This Is What Bigfoot Really Is — And Here Is the P...

This Is What Bigfoot Really Is — And Here Is the Proof | Cliff Barackman

This Is What Bigfoot Really Is — And Here Is the Proof | Cliff Barackman

https://www.youtube.com/watch?v=dr-jwXSkcVo

The Patterson-Gimlin film of 1967 is often dismissed as a masterpiece of costume design, but the true evidence for the existence of a large, undocumented primate isn’t found in the grainy celluloid. It is found in the dirt.

The Mid-Tarsal Break: Anatomy of the Impossible

In 1967, no one in the special effects industry or the scientific community was discussing “mid-foot flexibility” in bipedal primates. Human feet are unique among primates because they are rigid bridges; our arches act as stiff levers for efficient walking. Great apes—gorillas, chimpanzees, and orangutans—retain a mid-tarsal break, a joint that allows the foot to bend and fold.

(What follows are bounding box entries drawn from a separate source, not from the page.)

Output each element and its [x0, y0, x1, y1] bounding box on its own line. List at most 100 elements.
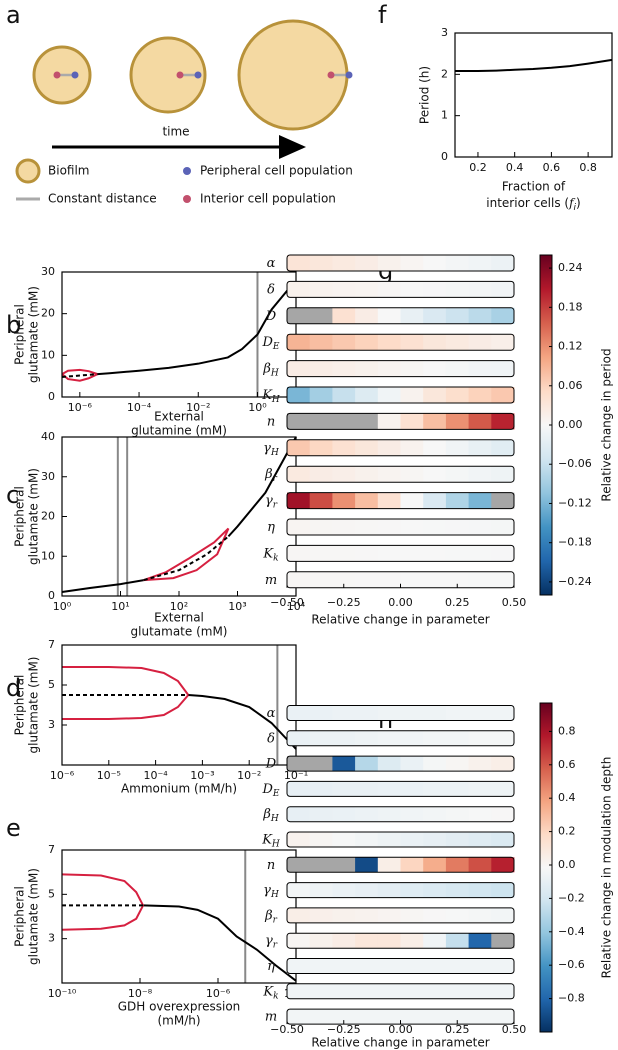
label-part: ) [576, 196, 581, 210]
legend-text: Constant distance [48, 192, 157, 206]
peripheral-dot [71, 71, 79, 79]
x-tick-label: 0.50 [502, 596, 527, 609]
heat-cell [445, 958, 469, 974]
heat-cell [468, 857, 492, 873]
heat-cell [423, 806, 447, 822]
y-tick-label: 5 [48, 887, 55, 900]
heat-cell [332, 832, 356, 847]
row-symbol: D [261, 335, 273, 350]
y-axis-label: Peripheral [13, 886, 27, 947]
x-tick-label: 0.8 [579, 161, 597, 174]
row-symbol: α [267, 706, 276, 721]
heat-cell [491, 705, 515, 721]
heat-cell [377, 730, 401, 746]
interior-dot [176, 71, 184, 79]
y-axis-label: Peripheral [13, 486, 27, 547]
curve [61, 904, 144, 931]
row-label: D [265, 756, 277, 771]
curve [62, 666, 190, 696]
heat-cell [468, 413, 492, 430]
colorbar-tick-label: −0.2 [558, 891, 585, 904]
row-symbol: β [262, 361, 271, 376]
missing-cell [287, 756, 311, 772]
row-frame [286, 254, 515, 272]
curve [61, 436, 297, 594]
axes-frame [61, 271, 297, 398]
x-tick-label: 10⁻⁶ [206, 987, 231, 1000]
x-axis-label: Fraction of [502, 180, 566, 194]
heat-cell [400, 255, 424, 271]
heat-cell [445, 756, 469, 772]
heat-cell [377, 307, 401, 324]
row-label: n [267, 414, 275, 429]
panel-letter: b [6, 311, 21, 339]
heat-cell [400, 781, 424, 797]
row-subscript: k [273, 553, 278, 563]
colorbar-tick-label: −0.12 [558, 496, 592, 509]
y-tick-label: 3 [48, 932, 55, 945]
heat-cell [309, 281, 333, 298]
colorbar-tick-label: 0.00 [558, 418, 583, 431]
heat-cell [445, 545, 469, 562]
heat-cell [491, 907, 515, 923]
x-tick-label: 0.2 [469, 161, 487, 174]
x-tick-label: −0.50 [270, 1023, 304, 1036]
row-subscript: r [273, 500, 278, 510]
heat-cell [332, 492, 356, 509]
legend-text: Biofilm [48, 164, 90, 178]
row-label: Kk [262, 546, 278, 563]
x-axis-label: Relative change in parameter [311, 613, 489, 627]
heat-cell [423, 882, 447, 898]
row-subscript: H [270, 368, 279, 378]
heat-cell [309, 387, 333, 403]
heat-cell [309, 519, 333, 535]
x-axis-label: glutamate (mM) [131, 625, 228, 639]
row-subscript: k [273, 991, 278, 1001]
heat-cell [423, 545, 447, 562]
heat-cell [377, 439, 401, 456]
heat-cell [377, 281, 401, 298]
colorbar [539, 702, 553, 1033]
heat-cell [423, 413, 447, 430]
heat-cell [377, 857, 401, 873]
y-axis-label: Period (h) [418, 66, 432, 124]
curve [143, 535, 230, 582]
x-tick-label: 0.00 [388, 1023, 413, 1036]
heat-cell [377, 545, 401, 562]
row-frame [286, 280, 515, 298]
row-label: α [267, 706, 276, 721]
row-frame [286, 307, 515, 325]
heat-cell [309, 571, 333, 588]
heat-cell [287, 545, 311, 562]
panel-letter: d [6, 674, 21, 702]
heat-cell [445, 281, 469, 298]
heat-cell [491, 307, 515, 324]
curve [188, 694, 297, 750]
x-tick-label: 10⁻² [186, 401, 210, 414]
heat-cell [491, 413, 515, 430]
y-tick-label: 0 [48, 390, 55, 403]
heat-cell [355, 806, 379, 822]
heat-cell [287, 387, 311, 403]
row-label: DE [261, 781, 279, 798]
x-axis-label: External [154, 410, 204, 424]
x-tick-label: 10² [170, 600, 188, 613]
y-axis-label: glutamate (mM) [27, 657, 41, 754]
heat-cell [400, 281, 424, 298]
heat-cell [355, 307, 379, 324]
heat-cell [468, 255, 492, 271]
heat-cell [309, 832, 333, 847]
heat-cell [423, 781, 447, 797]
heat-cell [423, 571, 447, 588]
heat-cell [332, 730, 356, 746]
heat-cell [468, 545, 492, 562]
heat-cell [355, 882, 379, 898]
heat-cell [491, 466, 515, 483]
colorbar-label: Relative change in modulation depth [600, 757, 614, 979]
heat-cell [309, 492, 333, 509]
heat-cell [309, 705, 333, 721]
row-symbol: K [262, 984, 274, 999]
legend-text: Interior cell population [200, 192, 336, 206]
heat-cell [332, 281, 356, 298]
heat-cell [491, 439, 515, 456]
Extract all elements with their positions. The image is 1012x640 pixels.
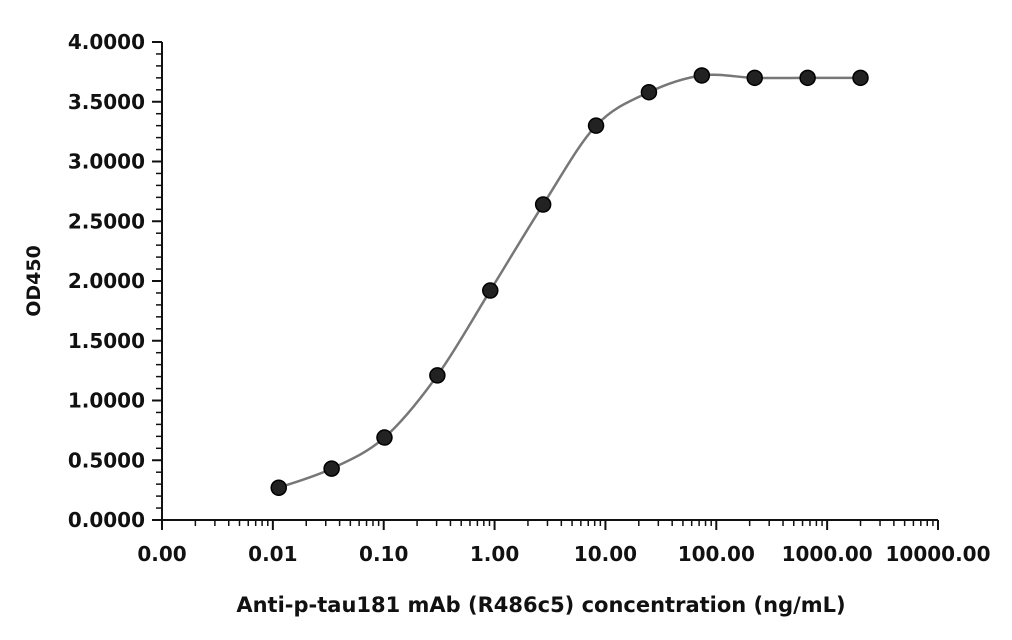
y-tick-label: 3.0000 [68,150,145,174]
x-tick-label: 0.01 [248,542,297,566]
x-axis-label: Anti-p-tau181 mAb (R486c5) concentration… [236,593,845,617]
data-point [640,83,658,101]
y-axis-label: OD450 [23,245,45,317]
x-tick-label: 100.00 [678,542,755,566]
data-point [534,196,552,213]
axes: 0.00 0.01 0.10 1.00 10.00 100.00 1000.00 10000.… [68,30,991,566]
x-tick-label: 10000.00 [885,542,990,566]
data-point [376,429,393,446]
data-point [799,69,816,87]
x-tick-label: 10.00 [574,542,637,566]
y-tick-label: 3.5000 [68,90,145,114]
fit-curve [278,73,861,489]
y-tick-label: 4.0000 [68,30,145,54]
y-tick-label: 2.0000 [68,269,145,293]
data-point [587,117,605,134]
x-tick-label: 0.00 [137,542,186,566]
x-tick-label: 1000.00 [782,542,873,566]
x-tick-label: 1.00 [470,542,519,566]
data-point [693,67,711,84]
y-tick-label: 2.5000 [68,209,145,233]
data-point [323,460,340,477]
data-point [429,367,446,384]
data-point [270,479,287,496]
y-tick-label: 1.5000 [68,329,145,353]
data-point [482,282,499,299]
data-point [746,69,763,87]
y-tick-label: 0.0000 [68,508,145,532]
x-tick-label: 0.10 [359,542,408,566]
y-tick-label: 1.0000 [68,389,145,413]
data-points [270,67,869,496]
y-tick-label: 0.5000 [68,448,145,472]
data-point [852,69,869,87]
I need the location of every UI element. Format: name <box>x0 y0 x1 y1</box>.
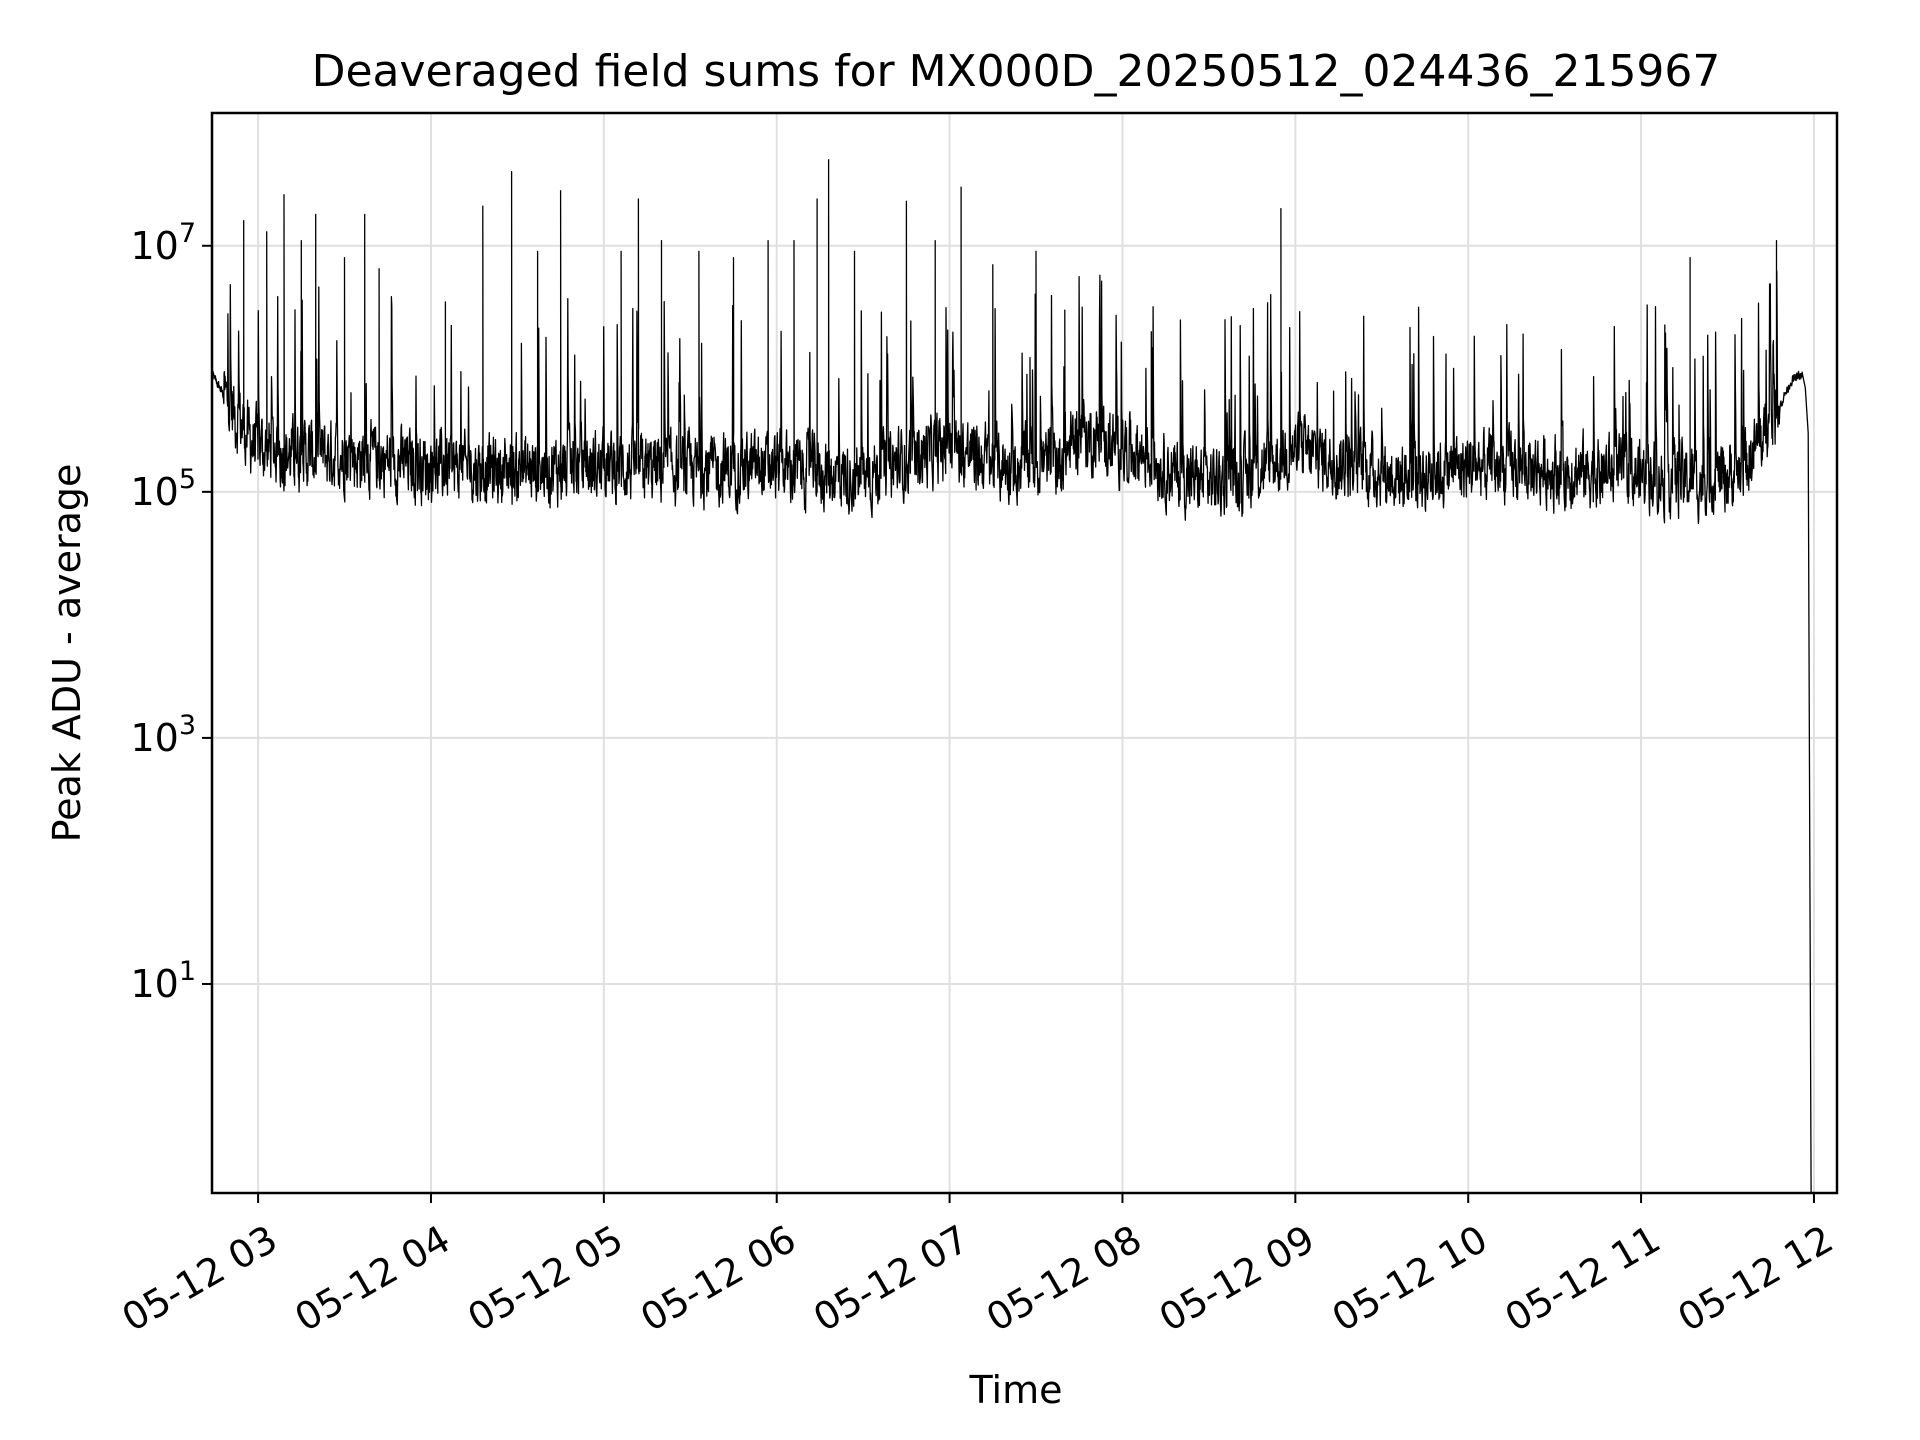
y-tick-exponent: 5 <box>179 464 196 495</box>
y-tick-base: 10 <box>130 962 178 1006</box>
series-line <box>211 159 1812 1194</box>
y-axis-label: Peak ADU - average <box>45 464 89 843</box>
plot-frame <box>210 111 1839 1195</box>
y-tick-base: 10 <box>130 716 178 760</box>
x-axis-label: Time <box>969 1368 1063 1412</box>
series-layer <box>211 159 1812 1194</box>
y-tick-label: 103 <box>130 710 196 760</box>
y-tick-label: 105 <box>130 464 196 514</box>
y-tick-exponent: 3 <box>179 710 196 741</box>
y-tick-base: 10 <box>130 470 178 514</box>
chart-title: Deaveraged field sums for MX000D_2025051… <box>312 46 1721 97</box>
y-tick-exponent: 7 <box>179 218 196 249</box>
y-tick-exponent: 1 <box>179 956 196 987</box>
y-tick-base: 10 <box>130 224 178 268</box>
y-tick-label: 107 <box>130 218 196 268</box>
y-tick-label: 101 <box>130 956 196 1006</box>
grid-layer <box>212 113 1837 1193</box>
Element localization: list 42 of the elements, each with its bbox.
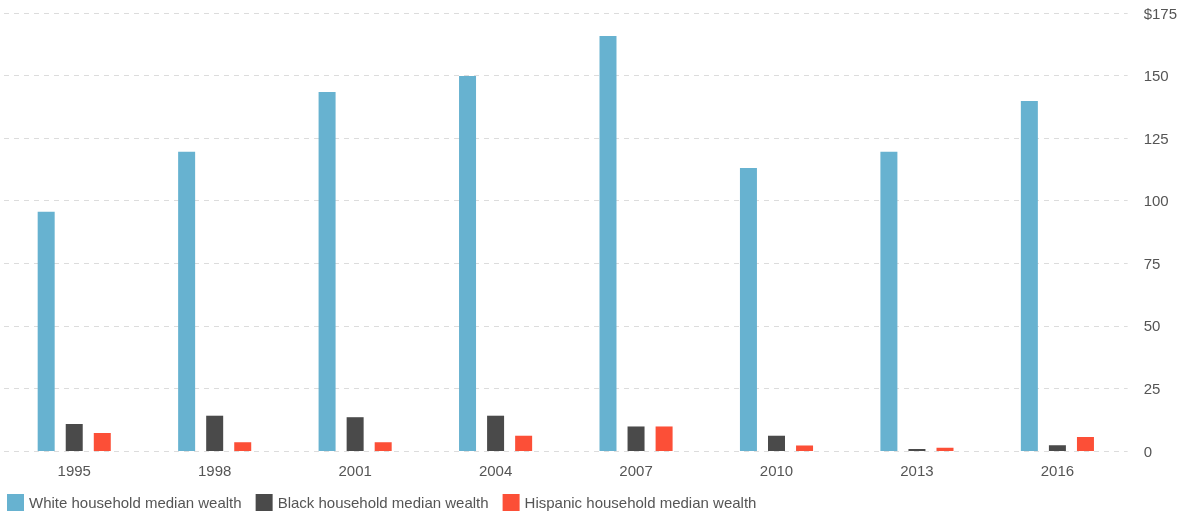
y-tick-label: 50 (1143, 317, 1161, 335)
bar (1048, 445, 1066, 451)
x-tick-label: 2013 (900, 462, 934, 479)
x-tick-label: 2010 (759, 462, 794, 479)
y-tick-label: 0 (1143, 442, 1152, 460)
bar (627, 426, 645, 451)
x-tick-label: 2016 (1040, 462, 1075, 479)
y-tick-label: 150 (1143, 67, 1169, 85)
bar (37, 211, 55, 451)
bar (1020, 101, 1038, 451)
y-tick-label: 25 (1143, 379, 1161, 397)
y-tick-label: 125 (1143, 129, 1169, 147)
y-tick-label: 75 (1143, 254, 1161, 272)
bar (346, 417, 364, 451)
bar (178, 151, 196, 451)
bar (65, 423, 83, 451)
bar (206, 415, 224, 451)
bar (796, 445, 814, 451)
bar (1076, 436, 1094, 451)
bar (880, 151, 898, 451)
x-tick-label: 2007 (619, 462, 653, 479)
legend-label: White household median wealth (29, 494, 242, 511)
bar (374, 442, 392, 451)
x-tick-label: 2004 (478, 462, 513, 479)
bar (655, 426, 673, 451)
bar (936, 447, 954, 451)
legend-label: Black household median wealth (277, 494, 489, 511)
bar (739, 167, 757, 451)
bar (318, 92, 336, 451)
x-tick-label: 1998 (197, 462, 232, 479)
bar (768, 435, 785, 451)
bar (234, 442, 252, 451)
bar (459, 76, 477, 451)
bar (515, 435, 533, 451)
y-tick-label: $175 (1143, 4, 1178, 22)
legend-label: Hispanic household median wealth (524, 494, 757, 511)
x-tick-label: 2001 (338, 462, 372, 479)
bar (599, 36, 617, 451)
bar (93, 432, 111, 451)
x-tick-label: 1995 (57, 462, 91, 479)
y-tick-label: 100 (1143, 192, 1169, 210)
bar (487, 415, 505, 451)
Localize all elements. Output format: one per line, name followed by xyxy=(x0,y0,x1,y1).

The footprint casts recovered by Bob Titmas at the Patterson-Gimlin site contain a “mid-tarsal pressure ridge.” This is a mound of soil pushed up as the foot flexes upward during the push-off phase of a stride. A rigid wooden fake or a rubber boot cannot produce this. It requires a functioning biological joint that responds to the ground in real-time.

The Forensic Seal of Lyall Laverty

Evidence is only as good as its chain of custody. Critics often suggest that researchers “enhanced” the footprints before casting them in plaster. However, three days after the 1967 encounter, a timber cruiser named Lyall Laverty stumbled onto the site by accident. He photographed the tracks before any Bigfoot researcher touched them.

When those photographs are compared to the later plaster casts, the anatomical details—including the mid-tarsal pressure ridges—match perfectly. Laverty’s photos act as a forensic seal, proving the impressions were left by the creature, not by human hands wielding trowels.

Biomechanics vs. Fabrication

A hallmark of a hoax is uniformity. If you strap a carved wooden foot to your boots and walk, every step will be a carbon copy of the last. A living foot, however, exhibits forefoot consistency and heel variation.

Analysis by Dr. Jeff Meldrum of Idaho State University shows that in the Titmas casts:

The forefoot (the part bearing the most weight during push-off) remains identical in size across all ten casts.

The heel impressions vary wildly in depth, pitch, and elongation, depending on how the foot struck the soil.

This is exactly what biomechanics predicts for a living animal. A hoaxer would have to engineer a prosthetic that perfectly replicates this complex interaction with variable soil density—a feat that was technologically and scientifically impossible in the 1960s.

The Blue Mountains and the Home Range Pattern

The most devastating blow to the hoax hypothesis came decades later and hundreds of miles away. In the Blue Mountains of Washington, Dr. Meldrum and researcher Paul Freeman recovered trackways that displayed the exact same anatomical signature as the 1967 California prints.

The “Mill Creek” casts from 1991 and Meldrum’s 1996 casts show a nearly perfect congruency in the forefoot dimensions. They display the same mid-tarsal break and the same biological variation in toe-splay. This suggests a recurring individual maintaining a home range—a behavioral pattern common to all large mammals like elk or bears.

For this to be a hoax, multiple independent actors across three decades and two states would have had to coordinate a conspiracy using biomechanical data that hadn’t even been published yet. The simpler explanation is the biological one: the ground recorded the passage of a living creature that science has yet to officially acknowledge.